Do you have an hourly rate that you give to clients when they ask you what your pricing policy is? As you work, you track in half-hour increments and when you’re finished, you add them up and multiply them by your hourly?
I used to charge hourly too until I realized it was actually impacting my projects negatively.
Many of my client conversations became about exploring options that would take less time. The client was more interested in trying to save money than they were on investing in something that would eventually make money.
As a result, the quality of my work was suffering due to the time constraints and cut corners. Not only that — I was profiting way less than I should have been.
This didn’t feel right, so I adopted a flat-rate approach. When a client came along, I wouldn’t discuss my hourly. Instead, I gave them a fixed price that reflected my hourly rate based on the amount of time I thought the project might take.

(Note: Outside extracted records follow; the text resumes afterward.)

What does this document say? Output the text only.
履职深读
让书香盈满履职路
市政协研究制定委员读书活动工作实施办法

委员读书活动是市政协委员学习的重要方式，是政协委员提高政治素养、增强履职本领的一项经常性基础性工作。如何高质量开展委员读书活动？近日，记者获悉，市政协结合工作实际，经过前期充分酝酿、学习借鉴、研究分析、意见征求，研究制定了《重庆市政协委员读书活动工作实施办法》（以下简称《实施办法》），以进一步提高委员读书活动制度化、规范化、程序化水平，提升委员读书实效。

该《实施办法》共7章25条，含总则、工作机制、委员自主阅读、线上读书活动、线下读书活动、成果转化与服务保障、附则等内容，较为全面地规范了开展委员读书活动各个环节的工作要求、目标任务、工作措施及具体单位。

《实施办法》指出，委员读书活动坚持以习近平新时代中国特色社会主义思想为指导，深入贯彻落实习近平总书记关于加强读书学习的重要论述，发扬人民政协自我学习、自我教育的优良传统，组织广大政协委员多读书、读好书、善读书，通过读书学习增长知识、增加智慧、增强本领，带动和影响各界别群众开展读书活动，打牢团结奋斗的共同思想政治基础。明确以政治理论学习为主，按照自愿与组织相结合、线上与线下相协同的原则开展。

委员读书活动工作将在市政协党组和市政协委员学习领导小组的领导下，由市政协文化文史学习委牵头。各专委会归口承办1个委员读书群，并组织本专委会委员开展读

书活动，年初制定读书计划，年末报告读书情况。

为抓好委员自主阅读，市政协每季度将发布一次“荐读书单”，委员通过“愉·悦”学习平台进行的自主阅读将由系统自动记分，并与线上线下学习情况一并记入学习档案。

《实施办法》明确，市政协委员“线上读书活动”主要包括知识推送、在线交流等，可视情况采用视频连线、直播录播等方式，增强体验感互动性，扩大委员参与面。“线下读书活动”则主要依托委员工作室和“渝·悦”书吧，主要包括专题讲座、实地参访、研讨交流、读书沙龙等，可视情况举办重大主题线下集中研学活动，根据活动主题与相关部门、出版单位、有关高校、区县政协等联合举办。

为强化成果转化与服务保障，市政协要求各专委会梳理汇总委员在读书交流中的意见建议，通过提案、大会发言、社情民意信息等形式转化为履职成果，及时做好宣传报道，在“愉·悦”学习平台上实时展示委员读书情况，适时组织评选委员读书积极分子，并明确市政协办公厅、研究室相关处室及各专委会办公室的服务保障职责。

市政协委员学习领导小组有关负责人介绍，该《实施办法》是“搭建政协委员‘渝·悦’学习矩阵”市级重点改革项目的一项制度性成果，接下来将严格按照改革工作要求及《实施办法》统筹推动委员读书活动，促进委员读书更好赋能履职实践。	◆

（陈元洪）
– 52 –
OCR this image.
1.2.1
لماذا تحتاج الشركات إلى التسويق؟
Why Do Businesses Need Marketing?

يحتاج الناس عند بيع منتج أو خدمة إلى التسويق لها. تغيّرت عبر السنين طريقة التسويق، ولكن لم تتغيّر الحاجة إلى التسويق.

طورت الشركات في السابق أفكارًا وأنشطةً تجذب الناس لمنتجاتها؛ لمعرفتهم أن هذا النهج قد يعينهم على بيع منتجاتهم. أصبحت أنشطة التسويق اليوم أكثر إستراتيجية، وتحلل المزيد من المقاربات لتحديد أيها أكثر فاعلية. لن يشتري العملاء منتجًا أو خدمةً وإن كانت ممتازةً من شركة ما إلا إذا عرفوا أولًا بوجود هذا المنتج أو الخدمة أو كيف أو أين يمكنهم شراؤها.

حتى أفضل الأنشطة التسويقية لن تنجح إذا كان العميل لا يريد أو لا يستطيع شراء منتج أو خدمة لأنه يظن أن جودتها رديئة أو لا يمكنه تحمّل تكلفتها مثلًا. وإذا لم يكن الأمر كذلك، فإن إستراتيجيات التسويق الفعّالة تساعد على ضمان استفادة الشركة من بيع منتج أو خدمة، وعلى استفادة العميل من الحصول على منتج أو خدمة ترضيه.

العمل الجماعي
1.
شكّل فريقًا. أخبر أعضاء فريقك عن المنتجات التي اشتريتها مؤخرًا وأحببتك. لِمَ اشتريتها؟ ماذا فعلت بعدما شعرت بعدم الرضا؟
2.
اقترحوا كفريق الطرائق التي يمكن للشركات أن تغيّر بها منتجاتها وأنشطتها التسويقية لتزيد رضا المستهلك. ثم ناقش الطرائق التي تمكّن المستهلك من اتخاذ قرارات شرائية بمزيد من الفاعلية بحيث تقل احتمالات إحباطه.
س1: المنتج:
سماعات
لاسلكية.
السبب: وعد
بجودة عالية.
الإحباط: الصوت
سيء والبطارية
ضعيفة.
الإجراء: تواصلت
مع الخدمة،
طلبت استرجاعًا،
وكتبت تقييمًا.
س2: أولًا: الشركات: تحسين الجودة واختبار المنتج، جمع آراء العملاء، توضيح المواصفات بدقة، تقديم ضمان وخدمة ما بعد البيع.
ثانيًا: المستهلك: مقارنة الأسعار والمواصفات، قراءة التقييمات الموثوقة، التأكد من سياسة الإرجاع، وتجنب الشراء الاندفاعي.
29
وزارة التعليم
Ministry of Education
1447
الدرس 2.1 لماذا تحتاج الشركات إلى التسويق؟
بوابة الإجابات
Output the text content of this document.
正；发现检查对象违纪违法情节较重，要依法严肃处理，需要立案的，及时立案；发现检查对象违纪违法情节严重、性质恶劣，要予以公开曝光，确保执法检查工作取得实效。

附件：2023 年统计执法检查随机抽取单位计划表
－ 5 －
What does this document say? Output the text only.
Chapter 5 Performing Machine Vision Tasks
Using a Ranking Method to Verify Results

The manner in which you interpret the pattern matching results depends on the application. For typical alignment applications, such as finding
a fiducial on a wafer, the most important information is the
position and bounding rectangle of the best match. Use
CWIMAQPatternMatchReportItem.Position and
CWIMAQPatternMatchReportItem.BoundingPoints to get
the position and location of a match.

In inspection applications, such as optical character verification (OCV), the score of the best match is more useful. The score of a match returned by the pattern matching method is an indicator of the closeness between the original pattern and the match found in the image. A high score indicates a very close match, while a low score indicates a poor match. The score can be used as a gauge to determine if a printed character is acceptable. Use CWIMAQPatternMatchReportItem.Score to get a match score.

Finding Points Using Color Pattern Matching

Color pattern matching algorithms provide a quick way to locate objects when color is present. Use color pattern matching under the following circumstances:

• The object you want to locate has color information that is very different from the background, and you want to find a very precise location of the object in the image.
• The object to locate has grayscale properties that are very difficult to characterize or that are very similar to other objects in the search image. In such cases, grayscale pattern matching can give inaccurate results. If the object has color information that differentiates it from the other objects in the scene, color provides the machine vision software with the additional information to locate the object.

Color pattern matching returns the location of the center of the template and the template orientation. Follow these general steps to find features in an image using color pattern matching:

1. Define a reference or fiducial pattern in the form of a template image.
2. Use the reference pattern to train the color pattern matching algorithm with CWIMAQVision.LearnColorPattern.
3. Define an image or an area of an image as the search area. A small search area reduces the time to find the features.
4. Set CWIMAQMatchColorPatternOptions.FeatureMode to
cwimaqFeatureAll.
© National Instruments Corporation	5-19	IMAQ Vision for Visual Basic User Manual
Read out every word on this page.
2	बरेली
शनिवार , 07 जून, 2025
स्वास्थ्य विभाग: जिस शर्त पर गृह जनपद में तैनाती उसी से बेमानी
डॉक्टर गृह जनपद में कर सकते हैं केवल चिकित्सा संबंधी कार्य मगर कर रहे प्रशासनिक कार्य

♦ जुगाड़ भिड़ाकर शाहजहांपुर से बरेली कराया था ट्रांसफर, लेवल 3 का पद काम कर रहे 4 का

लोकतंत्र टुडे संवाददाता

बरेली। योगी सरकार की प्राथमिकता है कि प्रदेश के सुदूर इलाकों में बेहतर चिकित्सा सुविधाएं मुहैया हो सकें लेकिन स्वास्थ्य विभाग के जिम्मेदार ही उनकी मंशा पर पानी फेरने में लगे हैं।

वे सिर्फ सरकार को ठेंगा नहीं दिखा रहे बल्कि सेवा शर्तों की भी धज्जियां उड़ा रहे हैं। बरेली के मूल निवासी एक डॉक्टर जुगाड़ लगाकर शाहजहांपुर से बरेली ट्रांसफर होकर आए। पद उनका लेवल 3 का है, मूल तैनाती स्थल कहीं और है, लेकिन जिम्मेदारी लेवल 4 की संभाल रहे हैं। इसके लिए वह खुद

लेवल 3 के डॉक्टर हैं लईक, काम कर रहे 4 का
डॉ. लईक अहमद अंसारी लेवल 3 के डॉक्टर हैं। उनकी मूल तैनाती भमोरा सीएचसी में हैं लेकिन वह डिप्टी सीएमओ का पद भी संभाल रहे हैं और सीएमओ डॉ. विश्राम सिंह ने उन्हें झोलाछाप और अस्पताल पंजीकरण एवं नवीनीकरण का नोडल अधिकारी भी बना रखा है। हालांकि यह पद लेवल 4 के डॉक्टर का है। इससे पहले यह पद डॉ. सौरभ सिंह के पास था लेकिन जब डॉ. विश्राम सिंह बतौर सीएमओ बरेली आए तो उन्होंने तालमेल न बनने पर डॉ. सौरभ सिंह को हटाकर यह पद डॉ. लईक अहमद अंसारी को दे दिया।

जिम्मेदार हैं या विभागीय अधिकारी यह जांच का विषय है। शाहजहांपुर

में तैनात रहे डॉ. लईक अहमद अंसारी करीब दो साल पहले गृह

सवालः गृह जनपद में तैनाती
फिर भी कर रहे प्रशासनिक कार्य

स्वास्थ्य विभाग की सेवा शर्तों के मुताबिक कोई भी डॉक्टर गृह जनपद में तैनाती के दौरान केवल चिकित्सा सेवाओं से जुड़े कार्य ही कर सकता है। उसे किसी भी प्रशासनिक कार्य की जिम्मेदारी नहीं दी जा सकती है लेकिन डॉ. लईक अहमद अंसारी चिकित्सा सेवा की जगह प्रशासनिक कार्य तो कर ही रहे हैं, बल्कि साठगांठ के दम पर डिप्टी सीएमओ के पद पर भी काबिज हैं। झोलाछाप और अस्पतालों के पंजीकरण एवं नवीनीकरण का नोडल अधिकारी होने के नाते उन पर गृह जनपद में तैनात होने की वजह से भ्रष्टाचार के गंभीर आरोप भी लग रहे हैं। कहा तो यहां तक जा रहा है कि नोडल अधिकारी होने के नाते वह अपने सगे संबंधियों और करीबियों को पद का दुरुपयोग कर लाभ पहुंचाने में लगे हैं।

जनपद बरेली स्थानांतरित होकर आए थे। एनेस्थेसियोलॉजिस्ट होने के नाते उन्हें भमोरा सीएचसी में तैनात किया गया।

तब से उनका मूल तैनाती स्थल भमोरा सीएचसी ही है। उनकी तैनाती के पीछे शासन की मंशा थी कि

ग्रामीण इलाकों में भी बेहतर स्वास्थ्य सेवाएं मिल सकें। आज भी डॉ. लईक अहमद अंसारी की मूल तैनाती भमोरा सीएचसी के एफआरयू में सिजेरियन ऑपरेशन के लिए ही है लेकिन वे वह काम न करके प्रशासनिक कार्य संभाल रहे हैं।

There were less conversations about money and my clients were more relaxed with the project process, but I eventually realized that I was still selling myself short.
The Problem With Hourly Rates…
…For The Client
Clients want to make money with their business. This is obvious.
But the unfortunate reality is that clients often put more effort into finding ways to cut costs than finding ways to capitalize.
Starting a relationship with conversations about money is one of the worst things you can do. Your client now thinks of you as an expense and since they want to spend as little as possible, they’re not going to be focused on the value you could potentially provide them.
As soon as the client starts racking up a fee, they want the quickest solution — not the best solution.
…For The Professional
Professionals also want to make money with their business.
But when a client is trying to cut corners to keep costs down, you face two major problems.
First, you’re not doing your best work. You’re doing the fastest work. You’re compromising on your quality, and in the end, you haven’t produced your strongest work. And if you’re not providing the best solution, it might even hurt you to showcase that work in your portfolio.
And second — beyond the compromise of quality, you’re also not getting paid as much as you should be!
Pricing on Value
Most clients will prefer a flat rate. If they can justify that fixed price, they don’t need to worry about you racking up working hours and inflating the price.
But the flat rate model falls short for you, the professional. When you work at a flat-rate, the work that you produce and deliver is valued at that set price. But what if the work you delivered ends up giving the client a significantly higher return than what they paid you?
For example, a clothing company hires you to design a t-shirt. Perhaps your hourly is $50 and you think it will take 5 hours, so you charge $250. But what if that t-shirt was being sold at $40 and the client was making a run of 2,000 shirts? What if they all sold out and they made another run? What if that design was so popular that they start printing it on $90 hoodies?
In this scenario, your client has made a ton of return on your work and you were just a negligible fraction of the expense. You just made them thousands of dollars but without you, they wouldn’t have sold anything!
By selling your service for $250, you’ve drastically undervalued your work.
If you were to price on value, you would do your best to determine what the potential return the client could discover from your work. If you know the client is going to pimp your design out and sell a bunch of units with a major return, then investing more money for them is a no-brainer.
Think of a different situation in reverse. If I was to tell you that if you paid me $1,000 and you would get a return of $10,000 dollars, would you not invest?
Throwing a high price at a client without justification isn’t pricing on value. Again, your client is going to be looking to cut costs, so they’re going to be hesitant when they see a price higher than that of the novice designers they’re used to working with.
The difference between you and these other novice designers is that they’re just throwing out an arbitrary price. If it’s low, the client will pay. If it’s high, the client isn’t going to pay unless they’re confident that they’ll get a higher return.
Your job is to positioning yourself as the obvious solution. You need to prove to your client that it would be a mistake to hire someone else because the work you do will provide a higher return.
Even though your price might be higher than your client expected, it shouldn’t matter if they’re truly confident that their return on investment is going to be higher than the cost of hiring you.
If you’re looking for ways that you can position yourself in a better light to your client, check out my post on asking the right questions. You can provide value to your client by understanding them better. The better you understand them, the stronger the solution is that you provide.
These questions will allow you to discover areas in which you can add more value to the work you do. This benefits you in that you can earn more for your hard work.
But most importantly, it puts you in a position where you can provide services to your client that are superior to any competitors and enables them to see a huge return at only a fraction of the cost of hiring a professional.